O conflito entre o capitão fugitivo e o ministro Moraes é de conhecimento público e cresceu às vésperas da eleição presidencial do ano passado e logo depois. Na ensandecida ânsia de permanecer alojado no Palácio do Planalto, Jair creditou a sua derrota ao sistema eleitoral e ao seu presidente. Deu no que deu: teve de acoitar-se no balneário da Florida, nos EUA de Trump, enquanto seus seguidores/terroristas/vândalos encontram-se na cadeia ou à espera da ordem de prisão.

Luiz Inácio acaba de chegar à presidência pela terceira vez. Está cheio de problemas pela frente. Além do genocídio yanomami, tem o Bolsa Família, o desequilíbrio das contas públicas, a base parlamentar, a divisão da sociedade, a relação com as Forças Armadas e o desprestígio internacional do Brasil, para citar apenas alguns. Mas ele preferiu encrencar com o Banco Central, órgão do próprio governo. Não se conforma com a manutenção elevada da taxa Selic, comandada por Campos Neto.

Para quem não sabe, a taxa Selic é o principal instrumento de política monetária utilizado para o controle da inflação. Em todo o mundo (ou em quase todo), o Banco Central é um órgão independente, com o propósito de escapar das ingerências políticas. Lula e o seu PT já defenderam essa autonomia, e até sugeriram, sem resultado, a sua inclusão na carta constitucional de 1988, mas agora parecem ter mudado de opinião. Quer dizer, tal qual o desequilibrado capitão atribuiu o seu fracasso eleitoral ao TSE, Luiz Inácio quer imputar ao Bacen o eventual descumprimento de suas promessas de campanha.

Todo mundo sabia que seria impossível, já nos primeiros momentos do novo governo, atingir índices de crescimento econômico iguais aos de seus mandatos anteriores. Menos Lula. Quer dizer, saber, sabia, mas faz questão de dizer que não.

Isso não é bom, companheiro. Dá munição para o inimigo.
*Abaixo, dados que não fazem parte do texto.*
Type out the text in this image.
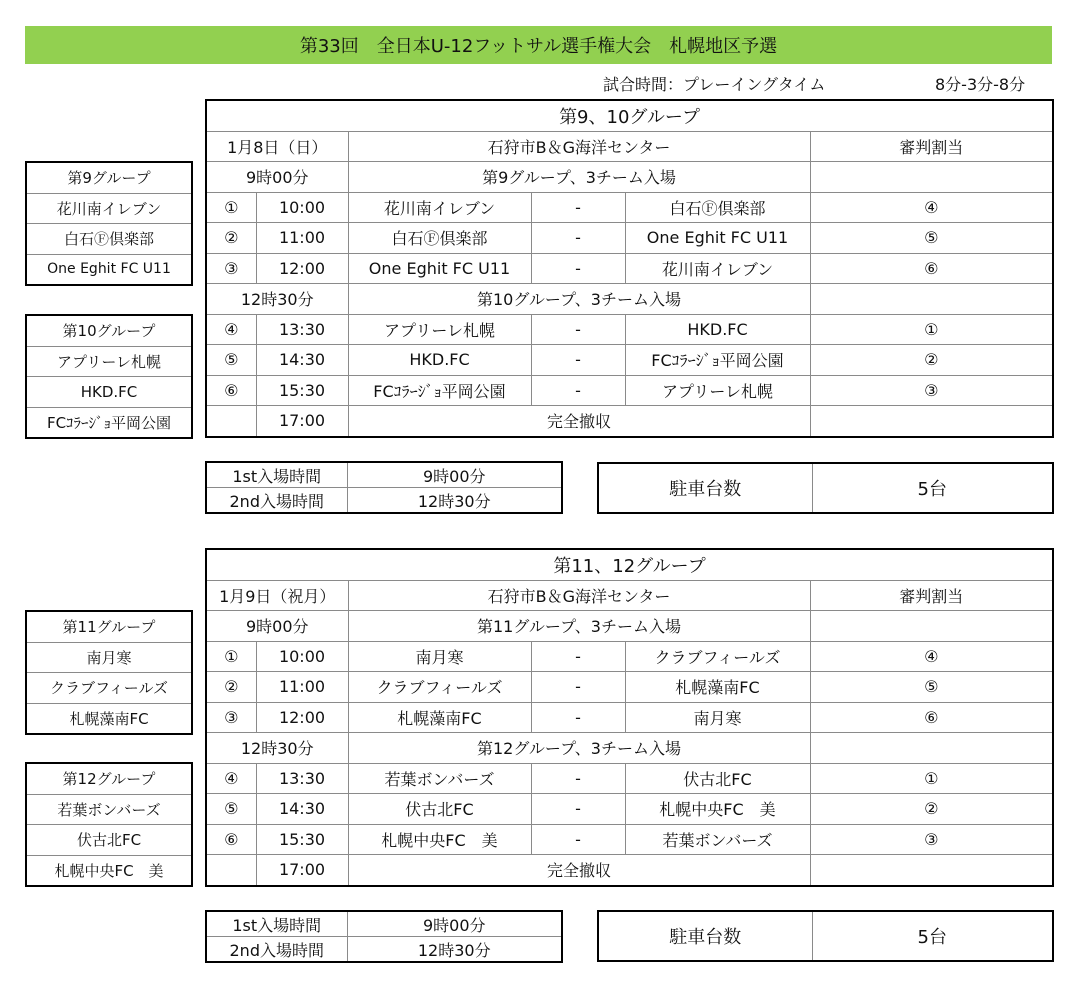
第33回　全日本U-12フットサル選手権大会　札幌地区予選
試合時間：プレーイングタイム	8分-3分-8分
第9、10グループ					
1月8日（日）		石狩市B＆G海洋センター			審判割当
9時00分		第9グループ、3チーム入場			
①	10:00	花川南イレブン	-	白石Ⓕ倶楽部	④
②	11:00	白石Ⓕ倶楽部	-	One Eghit FC U11	⑤
③	12:00	One Eghit FC U11	-	花川南イレブン	⑥
12時30分		第10グループ、3チーム入場			
④	13:30	アプリーレ札幌	-	HKD.FC	①
⑤	14:30	HKD.FC	-	FCｺﾗｰｼﾞｮ平岡公園	②
⑥	15:30	FCｺﾗｰｼﾞｮ平岡公園	-	アプリーレ札幌	③
	17:00	完全撤収			
第9グループ
花川南イレブン
白石Ⓕ倶楽部
One Eghit FC U11
第10グループ
アプリーレ札幌
HKD.FC
FCｺﾗｰｼﾞｮ平岡公園
1st入場時間	9時00分
2nd入場時間	12時30分
駐車台数	5台
第11、12グループ					
1月9日（祝月）		石狩市B＆G海洋センター			審判割当
9時00分		第11グループ、3チーム入場			
①	10:00	南月寒	-	クラブフィールズ	④
②	11:00	クラブフィールズ	-	札幌藻南FC	⑤
③	12:00	札幌藻南FC	-	南月寒	⑥
12時30分		第12グループ、3チーム入場			
④	13:30	若葉ボンバーズ	-	伏古北FC	①
⑤	14:30	伏古北FC	-	札幌中央FC　美	②
⑥	15:30	札幌中央FC　美	-	若葉ボンバーズ	③
	17:00	完全撤収			
第11グループ
南月寒
クラブフィールズ
札幌藻南FC
第12グループ
若葉ボンバーズ
伏古北FC
札幌中央FC　美
1st入場時間	9時00分
2nd入場時間	12時30分
駐車台数	5台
Não sei se Roberto Campos Neto é o nome ideal para a direção do Banco Central. Mas, segundo a opinião geral de especialistas, inclusive de apoiadores do atual governo, ele tem feito o seu trabalho – muito mais técnico do que político – com correção. Pouco importa se é neto de Bob Field (como lembrou, dias atrás, o colega articulista Paulo Roberto Ferreira Motta), figura de triste memória, que, depois de servir-se dos governos Vargas, Kubitschek e Goulart, foi servir a ditadura fardada. Ou se foi nomeado por Bolsonaro, a pedido de Paulo Guedes. Então, companheiro presidente, se o homem está cumprindo o dever dele, paciência. Se você tem estômago para digerir um Arthur Lira, o que é um RCN?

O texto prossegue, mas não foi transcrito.